Cahillere karşılık vermeli mi yoksa susmak mı gerek?
- Cahiller laf söylediklerinde karşılık vermeli mi insanlar içinde, yoksa susmak mı gerek?
- Cahil kişilerle münakaşa yapmadan ona doğruyu söylemek nasıl olur, onlar cahil konuştuklarında bizim ne yapmamız gerek?
Değerli kardeşimiz,
Cahil dediğimiz zaman şu iki kategori akla geliyor:
Cehl-i mürekkep olanlar: Bunlar hem hiçbir şey bilmezler hem de “Her şeyi biliyorum.” zannederler. ENE’leri, yani egoları tabiri caizse tavan yaptığı için, aksini ispat etseniz dahi, bir bahane ile asla kabul etmezler. Kur'an-ı Hakim Furkan suresinin 63. ayetinde mealen onlar için şöyle buyurur:
“Rahman’ın kulları ise, öyle kimselerdir ki, yeryüzünde tevazu ve vakar içinde yürürler; cahiller onlara bir laf attıkları zaman, 'Selam, Allah selamet versin!' derler geçerler.”
Evet, bu inatçı ve hatta yobaz tavırlarından vazgeçmedikleri taktirde, kendilerine Kur'an’ın emrettiği gibi “Selam” deyip geçmekten ve onlar için Allah’tan hidayet dilemekten başka pek yapacak bir şey yok, çünkü hemfikir olmadıkları bir sohbeti hemen münakaşaya ve hakarete ve hatta kavgaya dönüştürebilirler ki bu da onların küfrünü daha da arttıracaktır. Yani onları ebedi cehennem azabına yaklaştıracaktır ki bir mümin bunu, velev ki düşmanı olsun, asla istemez.
Bu tip kişilere bir mesaj vermek için, yeri ve zamanı geldiğinde, belki onların ENE’lerine direkt dokunmadan, ortaya konuşmak ve bundan hisse almaları için dua etmek de güzel bir yol olur.
Cahil olanlar ise: Bunlar zaten bilmediklerini kabul ederler. Onlara da güzel bir şekilde, sabırla ve Kur'an metodu olan teşbihlerle ve temsillerle iman hakikatleri ve İslam’ın güzellikleri karşıdaki muhatabın istidadınca anlatılmalı ve tefekküre sevk edilmeli.
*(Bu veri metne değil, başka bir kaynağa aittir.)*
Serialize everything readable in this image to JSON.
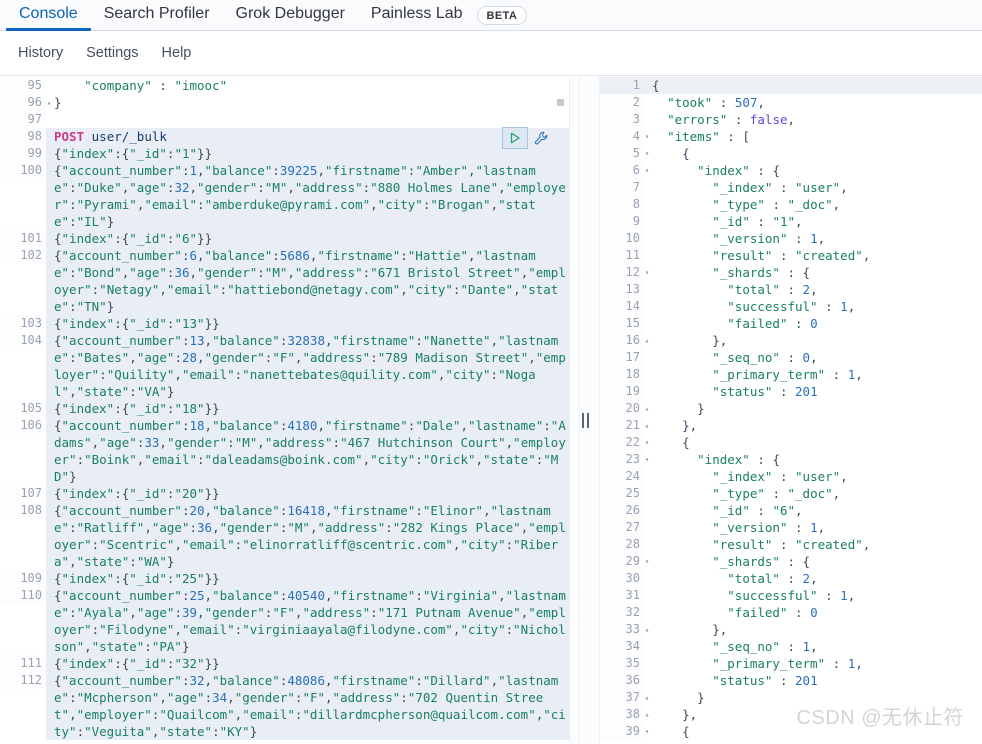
{
  "app": {
    "name": "Kibana Dev Tools Console",
    "accent_color": "#0b64b8",
    "highlight_color": "#e9eef6",
    "watermark": "CSDN @无休止符"
  },
  "tabs": [
    {
      "label": "Console",
      "active": true
    },
    {
      "label": "Search Profiler",
      "active": false
    },
    {
      "label": "Grok Debugger",
      "active": false
    },
    {
      "label": "Painless Lab",
      "active": false
    }
  ],
  "beta_badge": "BETA",
  "subnav": [
    {
      "label": "History"
    },
    {
      "label": "Settings"
    },
    {
      "label": "Help"
    }
  ],
  "actions": {
    "play_icon": "play-triangle-icon",
    "wrench_icon": "wrench-icon"
  },
  "request_editor": {
    "name": "console-request-editor",
    "first_visible_line": 95,
    "lines": [
      {
        "no": 95,
        "clipped": true,
        "hl": false,
        "fold": "",
        "text": "    \"company\" : \"imooc\""
      },
      {
        "no": 96,
        "hl": false,
        "fold": "up",
        "text": "}"
      },
      {
        "no": 97,
        "hl": false,
        "fold": "",
        "text": ""
      },
      {
        "no": 98,
        "hl": true,
        "fold": "",
        "text": "POST user/_bulk",
        "kind": "request-line",
        "method": "POST",
        "url": "user/_bulk"
      },
      {
        "no": 99,
        "hl": true,
        "fold": "",
        "text": "{\"index\":{\"_id\":\"1\"}}"
      },
      {
        "no": 100,
        "hl": true,
        "fold": "",
        "text": "{\"account_number\":1,\"balance\":39225,\"firstname\":\"Amber\",\"lastname\":\"Duke\",\"age\":32,\"gender\":\"M\",\"address\":\"880 Holmes Lane\",\"employer\":\"Pyrami\",\"email\":\"amberduke@pyrami.com\",\"city\":\"Brogan\",\"state\":\"IL\"}"
      },
      {
        "no": 101,
        "hl": true,
        "fold": "",
        "text": "{\"index\":{\"_id\":\"6\"}}"
      },
      {
        "no": 102,
        "hl": true,
        "fold": "",
        "text": "{\"account_number\":6,\"balance\":5686,\"firstname\":\"Hattie\",\"lastname\":\"Bond\",\"age\":36,\"gender\":\"M\",\"address\":\"671 Bristol Street\",\"employer\":\"Netagy\",\"email\":\"hattiebond@netagy.com\",\"city\":\"Dante\",\"state\":\"TN\"}"
      },
      {
        "no": 103,
        "hl": true,
        "fold": "",
        "text": "{\"index\":{\"_id\":\"13\"}}"
      },
      {
        "no": 104,
        "hl": true,
        "fold": "",
        "text": "{\"account_number\":13,\"balance\":32838,\"firstname\":\"Nanette\",\"lastname\":\"Bates\",\"age\":28,\"gender\":\"F\",\"address\":\"789 Madison Street\",\"employer\":\"Quility\",\"email\":\"nanettebates@quility.com\",\"city\":\"Nogal\",\"state\":\"VA\"}"
      },
      {
        "no": 105,
        "hl": true,
        "fold": "",
        "text": "{\"index\":{\"_id\":\"18\"}}"
      },
      {
        "no": 106,
        "hl": true,
        "fold": "",
        "text": "{\"account_number\":18,\"balance\":4180,\"firstname\":\"Dale\",\"lastname\":\"Adams\",\"age\":33,\"gender\":\"M\",\"address\":\"467 Hutchinson Court\",\"employer\":\"Boink\",\"email\":\"daleadams@boink.com\",\"city\":\"Orick\",\"state\":\"MD\"}"
      },
      {
        "no": 107,
        "hl": true,
        "fold": "",
        "text": "{\"index\":{\"_id\":\"20\"}}"
      },
      {
        "no": 108,
        "hl": true,
        "fold": "",
        "text": "{\"account_number\":20,\"balance\":16418,\"firstname\":\"Elinor\",\"lastname\":\"Ratliff\",\"age\":36,\"gender\":\"M\",\"address\":\"282 Kings Place\",\"employer\":\"Scentric\",\"email\":\"elinorratliff@scentric.com\",\"city\":\"Ribera\",\"state\":\"WA\"}"
      },
      {
        "no": 109,
        "hl": true,
        "fold": "",
        "text": "{\"index\":{\"_id\":\"25\"}}"
      },
      {
        "no": 110,
        "hl": true,
        "fold": "",
        "text": "{\"account_number\":25,\"balance\":40540,\"firstname\":\"Virginia\",\"lastname\":\"Ayala\",\"age\":39,\"gender\":\"F\",\"address\":\"171 Putnam Avenue\",\"employer\":\"Filodyne\",\"email\":\"virginiaayala@filodyne.com\",\"city\":\"Nicholson\",\"state\":\"PA\"}"
      },
      {
        "no": 111,
        "hl": true,
        "fold": "",
        "text": "{\"index\":{\"_id\":\"32\"}}"
      },
      {
        "no": 112,
        "hl": true,
        "fold": "",
        "text": "{\"account_number\":32,\"balance\":48086,\"firstname\":\"Dillard\",\"lastname\":\"Mcpherson\",\"age\":34,\"gender\":\"F\",\"address\":\"702 Quentin Street\",\"employer\":\"Quailcom\",\"email\":\"dillardmcpherson@quailcom.com\",\"city\":\"Veguita\",\"state\":\"KY\"}"
      }
    ]
  },
  "response_editor": {
    "name": "console-response-viewer",
    "lines": [
      {
        "no": 1,
        "fold": "down",
        "indent": 0,
        "cur": true,
        "text": "{"
      },
      {
        "no": 2,
        "fold": "",
        "indent": 1,
        "text": "\"took\" : 507,"
      },
      {
        "no": 3,
        "fold": "",
        "indent": 1,
        "text": "\"errors\" : false,"
      },
      {
        "no": 4,
        "fold": "down",
        "indent": 1,
        "text": "\"items\" : ["
      },
      {
        "no": 5,
        "fold": "down",
        "indent": 2,
        "text": "{"
      },
      {
        "no": 6,
        "fold": "down",
        "indent": 3,
        "text": "\"index\" : {"
      },
      {
        "no": 7,
        "fold": "",
        "indent": 4,
        "text": "\"_index\" : \"user\","
      },
      {
        "no": 8,
        "fold": "",
        "indent": 4,
        "text": "\"_type\" : \"_doc\","
      },
      {
        "no": 9,
        "fold": "",
        "indent": 4,
        "text": "\"_id\" : \"1\","
      },
      {
        "no": 10,
        "fold": "",
        "indent": 4,
        "text": "\"_version\" : 1,"
      },
      {
        "no": 11,
        "fold": "",
        "indent": 4,
        "text": "\"result\" : \"created\","
      },
      {
        "no": 12,
        "fold": "down",
        "indent": 4,
        "text": "\"_shards\" : {"
      },
      {
        "no": 13,
        "fold": "",
        "indent": 5,
        "text": "\"total\" : 2,"
      },
      {
        "no": 14,
        "fold": "",
        "indent": 5,
        "text": "\"successful\" : 1,"
      },
      {
        "no": 15,
        "fold": "",
        "indent": 5,
        "text": "\"failed\" : 0"
      },
      {
        "no": 16,
        "fold": "up",
        "indent": 4,
        "text": "},"
      },
      {
        "no": 17,
        "fold": "",
        "indent": 4,
        "text": "\"_seq_no\" : 0,"
      },
      {
        "no": 18,
        "fold": "",
        "indent": 4,
        "text": "\"_primary_term\" : 1,"
      },
      {
        "no": 19,
        "fold": "",
        "indent": 4,
        "text": "\"status\" : 201"
      },
      {
        "no": 20,
        "fold": "up",
        "indent": 3,
        "text": "}"
      },
      {
        "no": 21,
        "fold": "up",
        "indent": 2,
        "text": "},"
      },
      {
        "no": 22,
        "fold": "down",
        "indent": 2,
        "text": "{"
      },
      {
        "no": 23,
        "fold": "down",
        "indent": 3,
        "text": "\"index\" : {"
      },
      {
        "no": 24,
        "fold": "",
        "indent": 4,
        "text": "\"_index\" : \"user\","
      },
      {
        "no": 25,
        "fold": "",
        "indent": 4,
        "text": "\"_type\" : \"_doc\","
      },
      {
        "no": 26,
        "fold": "",
        "indent": 4,
        "text": "\"_id\" : \"6\","
      },
      {
        "no": 27,
        "fold": "",
        "indent": 4,
        "text": "\"_version\" : 1,"
      },
      {
        "no": 28,
        "fold": "",
        "indent": 4,
        "text": "\"result\" : \"created\","
      },
      {
        "no": 29,
        "fold": "down",
        "indent": 4,
        "text": "\"_shards\" : {"
      },
      {
        "no": 30,
        "fold": "",
        "indent": 5,
        "text": "\"total\" : 2,"
      },
      {
        "no": 31,
        "fold": "",
        "indent": 5,
        "text": "\"successful\" : 1,"
      },
      {
        "no": 32,
        "fold": "",
        "indent": 5,
        "text": "\"failed\" : 0"
      },
      {
        "no": 33,
        "fold": "up",
        "indent": 4,
        "text": "},"
      },
      {
        "no": 34,
        "fold": "",
        "indent": 4,
        "text": "\"_seq_no\" : 1,"
      },
      {
        "no": 35,
        "fold": "",
        "indent": 4,
        "text": "\"_primary_term\" : 1,"
      },
      {
        "no": 36,
        "fold": "",
        "indent": 4,
        "text": "\"status\" : 201"
      },
      {
        "no": 37,
        "fold": "up",
        "indent": 3,
        "text": "}"
      },
      {
        "no": 38,
        "fold": "up",
        "indent": 2,
        "text": "},"
      },
      {
        "no": 39,
        "fold": "down",
        "indent": 2,
        "text": "{"
      }
    ]
  }
}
Örneğin, toplumuzda çok insan var, Müslüman olduğunu kabul ediyor, ama dinin en bilinen emirlerini dahi tatbik etmiyor, hatta sorguluyor. Bunu yapma sebebi, hem dinini bilmemesi hem de imanının çok eksik ve zayıf olması.
Mesela, tesettür konusunda tartışan bir kişinin bunun dışında birçok kulluk vazifesinde de eksiklikleri olduğu görülür. Müminin yapması gereken, bu tip bilgi eksikliği olan kişi ile tesettür gibi fıkhi bir konuyu derinine tartışmaktan ziyade, evvela onun imanını arttırmaktır. İman esaslarının kabul edilmesinin hem Allah tarafından olmazsa olmaz bir kanun olduğunu delilleriyle izah etmek hem de aklen bu iman esaslarının gerçekliğini ispatlamaktır.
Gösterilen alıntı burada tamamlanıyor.